Prolog

3.2K 106 64
                                    


Od początku był sam. Ludzie go nienawidzili, za to kim jest, a raczej co w sobie nosił. Bowiem w sobie miał najpotężniejszego demona, Kyuubi'ego, lisa o dziewięciu ogonach, jednak on o tym nie wiedział. Pewnego dnia w swoim domu (jeśli można nazwać budynek, w którym nie ma ciepła ogniska domowego) uświadomił sobie, że szloch w niczym nie pomoże. Odtąd właśnie jako najwyższy cel obrał sobie, by zostać najpotężniejszym Hokage, jakiego widziała Konoha, Wioska Liścia. A miał dopiero 6 lat. Od tej pory ciężko trenował i nie zważając na szydzenie ze strony ludzi, nie przestawał ćwiczyć, aby zrealizować swoje marzenie. W tym czasie dowiedział się dlaczego ludzie go tak nienawidzą i uciekają on niego. Przyjął tę wiadomość dosyć spokojnie jak na jego wybuchowy temperament (^^ - dop. Aut.) i już nie zwracał uwagi na ludzi. Był na swój sposób szczęśliwy, że dzięki niemu i Yondaime, Konoha nie została doszczętnie zniszczona.

6 lat później

Naruto Uzumaki, 12-letni genin Wioski Liścia. Przydzielony do teamu 7 razem z Sakurą Haruno i Sasuke Uchiha pod okiem Jonina Kakashiego Hatake. Nadpobudliwy ninja nr 1 już podczas pierwszej misji był podekscytowany. Mieli wtedy przetransportować jakiegoś gostka (oczywiście, że budowniczego mostów, bo kogo by innego ^^ dop. Autora) do rodzinnej wioski. Niestety podczas drogi zaatakowali ich ninja Wioski Mgły. Sasuke wraz z Sakurą dzielnie bronili „przesyłki" z czego Kakashi był bardzo dumny, jednak Naruto nie popisał się, bo zaraz po pojawieniu się ninja stanął jak słup soli i gdyby nie Sasuke, na pewno by oberwał. Od tego momentu postanowił być najlepszym ninja, a co za tym idzie Hokage. Dalsza część misji przebiegłaby raczej sprawnie gdyby nie...

- COŚ TY POWIEDZIAŁ!!??

- To co słyszałeś, lecz jeśli nie, powtórzę jeszcze raz. Jesteś małym tchórzem, Usuratonkachi.(nie wiem czy tak się to pisze ale kit z tym- dop. Aut.)

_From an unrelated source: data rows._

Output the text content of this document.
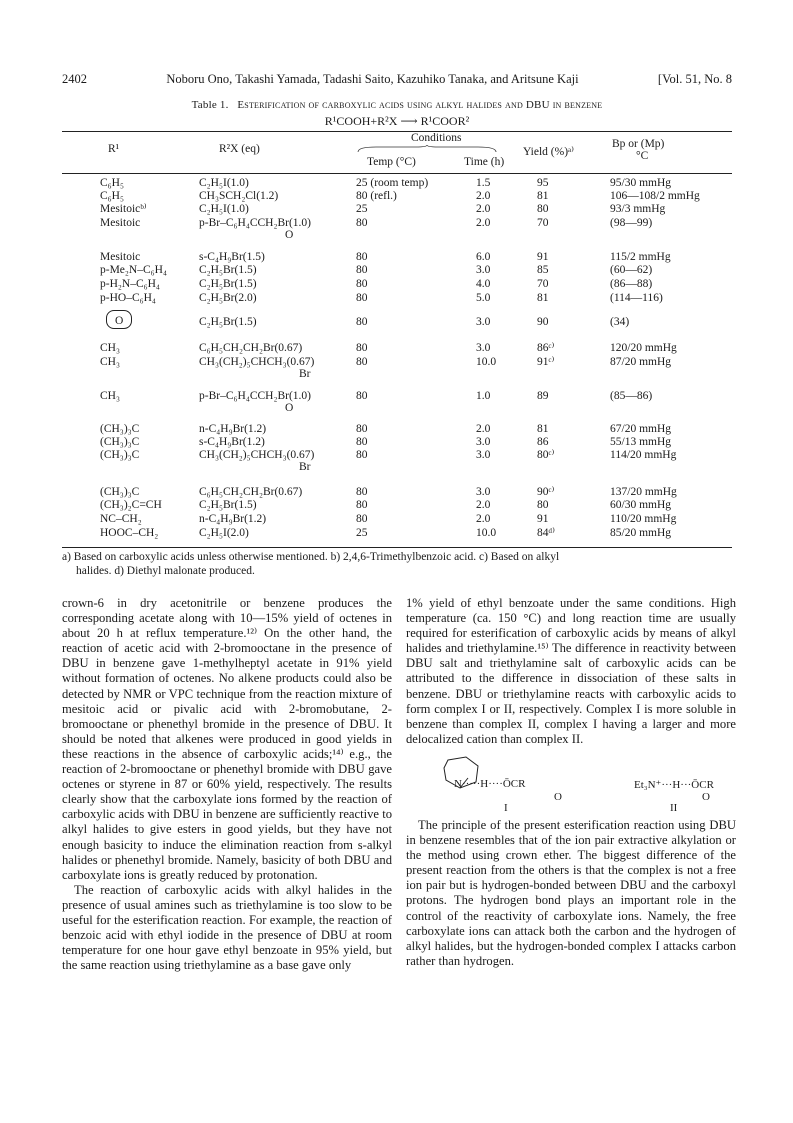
2402	Noboru Ono, Takashi Yamada, Tadashi Saito, Kazuhiko Tanaka, and Aritsune Kaji	[Vol. 51, No. 8
Table 1. Esterification of carboxylic acids using alkyl halides and DBU in benzene
R¹COOH+R²X ⟶ R¹COOR²
R¹	R²X (eq)
Conditions
Temp (°C)	Time (h)
Yield (%)ᵃ⁾
Bp or (Mp)
°C
C₆H₅	C₂H₅I(1.0)	25 (room temp)	1.5	95	95/30 mmHg
C₆H₅	CH₃SCH₂Cl(1.2)	80 (refl.)	2.0	81	106—108/2 mmHg
Mesitoicᵇ⁾	C₂H₅I(1.0)	25	2.0	80	93/3 mmHg
Mesitoic	p-Br–C₆H₄CCH₂Br(1.0)	80	2.0	70	(98—99)
O
Mesitoic	s-C₄H₉Br(1.5)	80	6.0	91	115/2 mmHg
p-Me₂N–C₆H₄	C₂H₅Br(1.5)	80	3.0	85	(60—62)
p-H₂N–C₆H₄	C₂H₅Br(1.5)	80	4.0	70	(86—88)
p-HO–C₆H₄	C₂H₅Br(2.0)	80	5.0	81	(114—116)
O	C₂H₅Br(1.5)	80	3.0	90	(34)
CH₃	C₆H₅CH₂CH₂Br(0.67)	80	3.0	86ᶜ⁾	120/20 mmHg
CH₃	CH₃(CH₂)₅CHCH₃(0.67)	80	10.0	91ᶜ⁾	87/20 mmHg
Br
CH₃	p-Br–C₆H₄CCH₂Br(1.0)	80	1.0	89	(85—86)
O
(CH₃)₃C	n-C₄H₉Br(1.2)	80	2.0	81	67/20 mmHg
(CH₃)₃C	s-C₄H₉Br(1.2)	80	3.0	86	55/13 mmHg
(CH₃)₃C	CH₃(CH₂)₅CHCH₃(0.67)	80	3.0	80ᶜ⁾	114/20 mmHg
Br
(CH₃)₃C	C₆H₅CH₂CH₂Br(0.67)	80	3.0	90ᶜ⁾	137/20 mmHg
(CH₃)₂C=CH	C₂H₅Br(1.5)	80	2.0	80	60/30 mmHg
NC–CH₂	n-C₄H₉Br(1.2)	80	2.0	91	110/20 mmHg
HOOC–CH₂	C₂H₅I(2.0)	25	10.0	84ᵈ⁾	85/20 mmHg
a) Based on carboxylic acids unless otherwise mentioned. b) 2,4,6-Trimethylbenzoic acid. c) Based on alkyl
halides. d) Diethyl malonate produced.

crown-6 in dry acetonitrile or benzene produces the corresponding acetate along with 10—15% yield of octenes in about 20 h at reflux temperature.¹²⁾ On the other hand, the reaction of acetic acid with 2-bromooctane in the presence of DBU in benzene gave 1-methylheptyl acetate in 91% yield without formation of octenes. No alkene products could also be detected by NMR or VPC technique from the reaction mixture of mesitoic acid or pivalic acid with 2-bromobutane, 2-bromooctane or phenethyl bromide in the presence of DBU. It should be noted that alkenes were produced in good yields in these reactions in the absence of carboxylic acids;¹⁴⁾ e.g., the reaction of 2-bromooctane or phenethyl bromide with DBU gave octenes or styrene in 87 or 60% yield, respectively. The results clearly show that the carboxylate ions formed by the reaction of carboxylic acids with DBU in benzene are sufficiently reactive to alkyl halides to give esters in good yields, but they have not enough basicity to induce the elimination reaction from s-alkyl halides or phenethyl bromide. Namely, basicity of both DBU and carboxylate ions is greatly reduced by protonation.

The reaction of carboxylic acids with alkyl halides in the presence of usual amines such as triethylamine is too slow to be useful for the esterification reaction. For example, the reaction of benzoic acid with ethyl iodide in the presence of DBU at room temperature for one hour gave ethyl benzoate in 95% yield, but the same reaction using triethylamine as a base gave only

1% yield of ethyl benzoate under the same conditions. High temperature (ca. 150 °C) and long reaction time are usually required for esterification of carboxylic acids by means of alkyl halides and triethylamine.¹⁵⁾ The difference in reactivity between DBU salt and triethylamine salt of carboxylic acids can be attributed to the difference in dissociation of these salts in benzene. DBU or triethylamine reacts with carboxylic acids to form complex I or II, respectively. Complex I is more soluble in benzene than complex II, complex I having a larger and more delocalized cation than complex II.

N·····H····ŌCR
O
I
Et₃N⁺···H···ŌCR
O
II

The principle of the present esterification reaction using DBU in benzene resembles that of the ion pair extractive alkylation or the method using crown ether. The biggest difference of the present reaction from the others is that the complex is not a free ion pair but is hydrogen-bonded between DBU and the carboxyl protons. The hydrogen bond plays an important role in the control of the reactivity of carboxylate ions. Namely, the free carboxylate ions can attack both the carbon and the hydrogen of alkyl halides, but the hydrogen-bonded complex I attacks carbon rather than hydrogen.
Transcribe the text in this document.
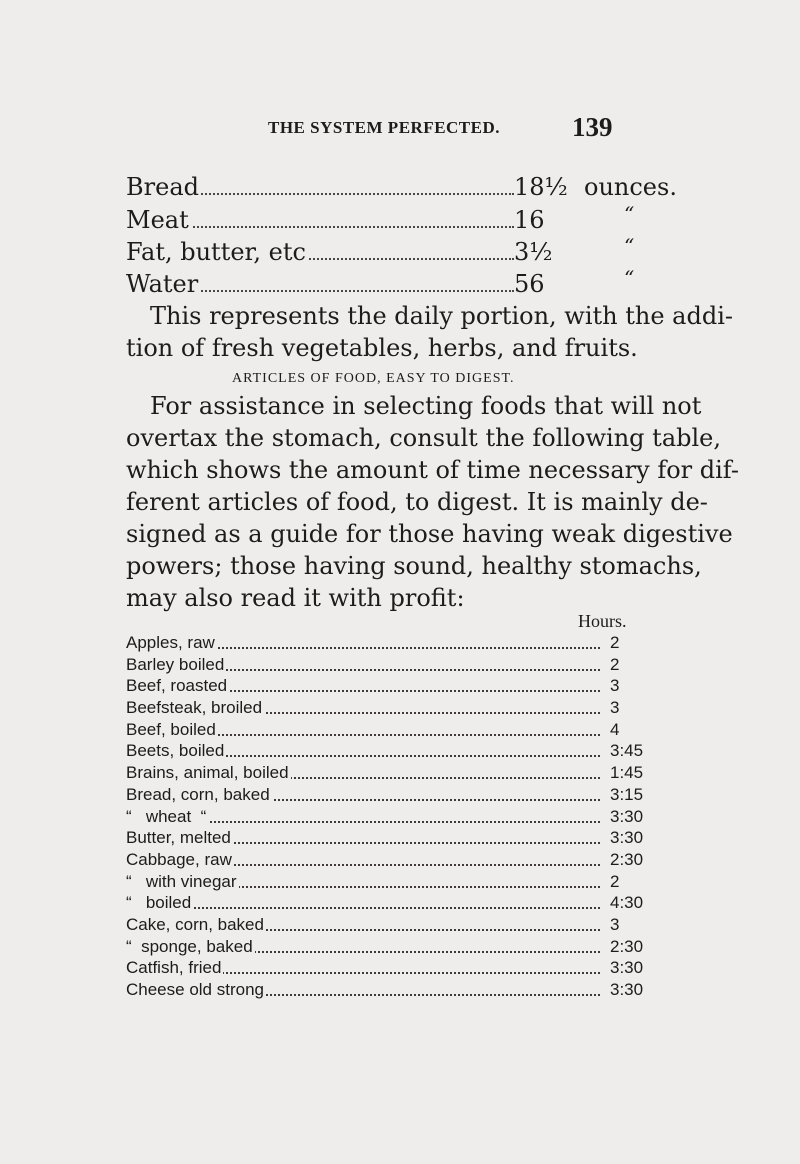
THE SYSTEM PERFECTED.	139
Bread	18½ ounces.
Meat	16	“
Fat, butter, etc	3½	“
Water	56	“
This represents the daily portion, with the addi-
tion of fresh vegetables, herbs, and fruits.
ARTICLES OF FOOD, EASY TO DIGEST.
For assistance in selecting foods that will not
overtax the stomach, consult the following table,
which shows the amount of time necessary for dif-
ferent articles of food, to digest. It is mainly de-
signed as a guide for those having weak digestive
powers; those having sound, healthy stomachs,
may also read it with profit:
Hours.
Apples, raw	2
Barley boiled	2
Beef, roasted	3
Beefsteak, broiled	3
Beef, boiled	4
Beets, boiled	3:45
Brains, animal, boiled	1:45
Bread, corn, baked	3:15
“   wheat  “	3:30
Butter, melted	3:30
Cabbage, raw	2:30
“   with vinegar	2
“   boiled	4:30
Cake, corn, baked	3
“  sponge, baked	2:30
Catfish, fried	3:30
Cheese old strong	3:30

- BAKA!!! Nie jestem i nigdy nie byłem tchórzem Sasuke.!!!

- NARUTO Głąbie!!! Nie kłuć się z moim Sasuke-kun!!! Przecież wiesz, że on ma zawsze racje!

- Sakura-chan ty też przeciwko mnie? T.T No ale jeśli tak uważasz Sasuke, to wyzywam cię na pojedynek! Zobaczysz, że przegrasz!!! Hahaha

- NARUTO TY IDIOTO!!! JAK ŚMISZ WYZYWAĆ MOJEGO SASUKE-KUN!!! CHCESZ SIĘ ZABIĆ?! *No ale w sumie to dlaczego nie, przynajmniej pozbędziemy się tego głąba z drużyny i Sasuke-kun wreszcie mnie zauważy* hihihi

- Sakura-chan czy ty się śmiejesz na myśl o mojej śmierci?

-TAK!!!

- Heh..., Młotku jesteś niemożliwy, no ale jeśli tak bardzo chcesz ponieść porażkę, proszę bardzo przyjmuję wyzwanie.

- JUŻ PO TOBIE!!! – i właśnie kiedy Naruto miał się rzucić na Sasuke zjawił się ich sensei

- Yo drużyno! O Naruto spokojnie, coś ty taki nerwowy?

- Znowu się spóźniłeś Kakashi-sensei, a z resztą właśnie miałem załatwić Sasuke!!!

- Nie krzycz Naruto, bo ogłuchnę i przydzielą wam innego sensei i wątpię żebyś mógł „załatwić" Sasuke, bo on jest od ciebie, hmm... niech pomyśle. A tak : śilniejszy, sprytniejszy, bardziej inteligątny, spokojniejszy...mam wymieniać dalej???

- ......... jesteś niesprawiedliwy Kakashi-sensei.

- Dobra nie ważne, a tak poza tym to musiałem załatwić jeszcze parę spraw w wiosce, no ale możemy ruszać z powrotem.

Wyruszyli. Szliby 3 dni, lecz po drodze Kakashi musiał co rusz uspokajać Naruto i Sasuke, aby się nie pozabijali, więc w domu byli 5 dnia. Kakashi poszedł zdać raport Hokage zostawiając trójkę uczniów na pewną śmierć.